Ma non appena li vide che lo stavano mangiando,
Strillò, per Dio, con tutta la voce che aveva:
"Uomini che dovete ancora nascere, siete fregati"»

«Er padre de li santi
Er cazzo se pò ddí rradica, uscello,
ciscio, nerbo, tortore, pennarolo,
pezzo-de-carne, manico, scetrolo,
asperge, cucuzzola e stennarello.
Cavicchio, canaletto e cchiavistello,
er gionco, er guercio, er mio, nerchia, pirolo,
attaccapanni, moccolo, bbruggnolo,
inguilla, torciorecchio, e mmanganello.
Zeppa e bbatocco, cavola e tturaccio,
e mmaritozzo, e ccannella, e ppipino,
e ssalame, e ssarciccia, e ssanguinaccio.

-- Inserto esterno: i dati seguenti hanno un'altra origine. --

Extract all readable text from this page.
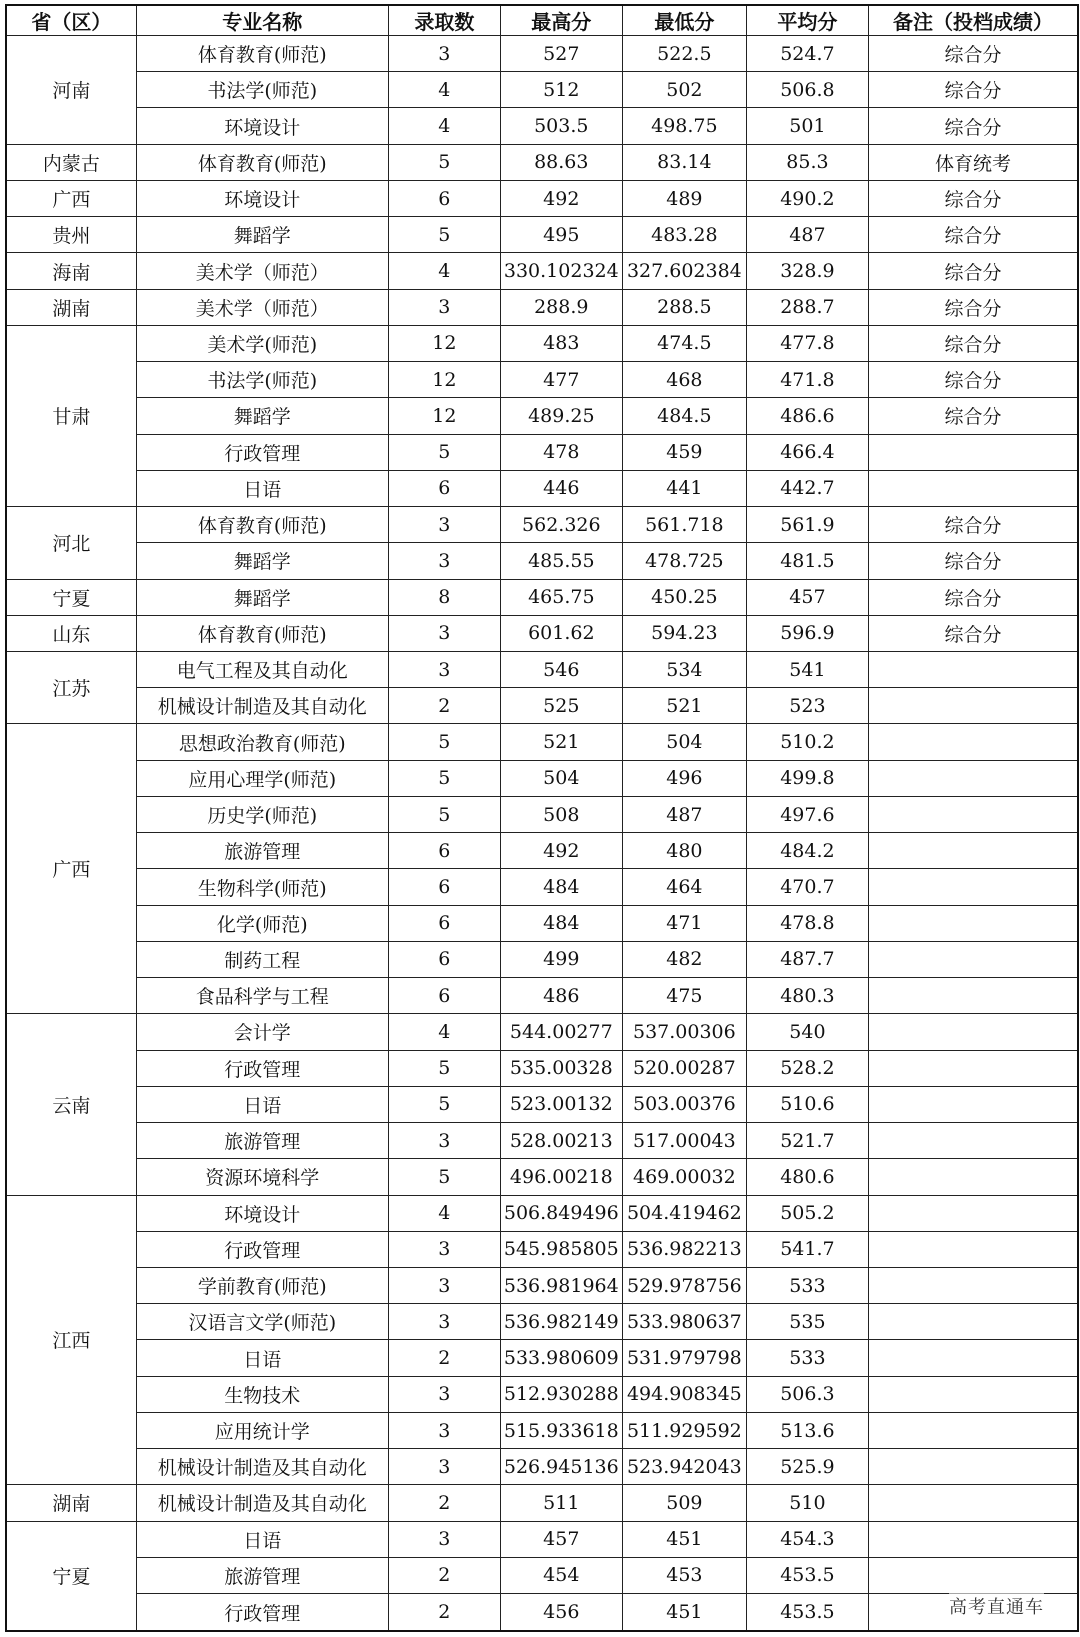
省（区）	专业名称	录取数	最高分	最低分	平均分	备注（投档成绩）
河南	体育教育(师范)	3	527	522.5	524.7	综合分
	书法学(师范)	4	512	502	506.8	综合分
	环境设计	4	503.5	498.75	501	综合分
内蒙古	体育教育(师范)	5	88.63	83.14	85.3	体育统考
广西	环境设计	6	492	489	490.2	综合分
贵州	舞蹈学	5	495	483.28	487	综合分
海南	美术学（师范）	4	330.102324	327.602384	328.9	综合分
湖南	美术学（师范）	3	288.9	288.5	288.7	综合分
甘肃	美术学(师范)	12	483	474.5	477.8	综合分
	书法学(师范)	12	477	468	471.8	综合分
	舞蹈学	12	489.25	484.5	486.6	综合分
	行政管理	5	478	459	466.4	
	日语	6	446	441	442.7	
河北	体育教育(师范)	3	562.326	561.718	561.9	综合分
	舞蹈学	3	485.55	478.725	481.5	综合分
宁夏	舞蹈学	8	465.75	450.25	457	综合分
山东	体育教育(师范)	3	601.62	594.23	596.9	综合分
江苏	电气工程及其自动化	3	546	534	541	
	机械设计制造及其自动化	2	525	521	523	
广西	思想政治教育(师范)	5	521	504	510.2	
	应用心理学(师范)	5	504	496	499.8	
	历史学(师范)	5	508	487	497.6	
	旅游管理	6	492	480	484.2	
	生物科学(师范)	6	484	464	470.7	
	化学(师范)	6	484	471	478.8	
	制药工程	6	499	482	487.7	
	食品科学与工程	6	486	475	480.3	
云南	会计学	4	544.00277	537.00306	540	
	行政管理	5	535.00328	520.00287	528.2	
	日语	5	523.00132	503.00376	510.6	
	旅游管理	3	528.00213	517.00043	521.7	
	资源环境科学	5	496.00218	469.00032	480.6	
江西	环境设计	4	506.849496	504.419462	505.2	
	行政管理	3	545.985805	536.982213	541.7	
	学前教育(师范)	3	536.981964	529.978756	533	
	汉语言文学(师范)	3	536.982149	533.980637	535	
	日语	2	533.980609	531.979798	533	
	生物技术	3	512.930288	494.908345	506.3	
	应用统计学	3	515.933618	511.929592	513.6	
	机械设计制造及其自动化	3	526.945136	523.942043	525.9	
湖南	机械设计制造及其自动化	2	511	509	510	
宁夏	日语	3	457	451	454.3	
	旅游管理	2	454	453	453.5	
	行政管理	2	456	451	453.5		高考直通车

Poi scafa, canocchiale, arma, bbambino:
poi torzo, crescimmano, catenaccio,
mànnola, e mmi’-fratello-piccinino.
E tte lascio perzino
ch’er mi’ dottore lo chiama cotale,
fallo, asta, verga, e mmembro naturale.
Cuer vecchio de spezziale
disce Priàpo; e la su’ mojje pene,
seggno per dio che nun je torna bbene.»
«Il Padre dei Santi
Il genitale maschile può dirsi radice, uccello,
Uccellino, nerbo, bastone, porta-penne
Pezzo-di-carne, manico, cetriolo,
Aspersorio, zucchina e mattarello.
Cavicchia, paletta2, chiavistello,
Il giunco, il guercio, il mio, nerchia, piolo,
Attaccapanni, mozzicone di candela, fungo3,
Anguilla, listello4e manganello.
Zeppa e batacchio, cavola5 e turacciolo,
E maritozzo, e cannula, e pipino,
E salame, e salsiccia, e sanguinaccio.
Poi baccello, cannocchiale, arma, bambino,
Poi torso, cresci-in-mano, catenaccio,
Mandorla e mio-fratello-piccolino.
E ci aggiungo persino
Che il mio dottore lo chiama cotale,
Fallo, asta, verga e membro naturale.
Quel vecchio del farmacista
Dice Priapo, e sua moglie pene,
Segno, per Dio, che non le torna bene.»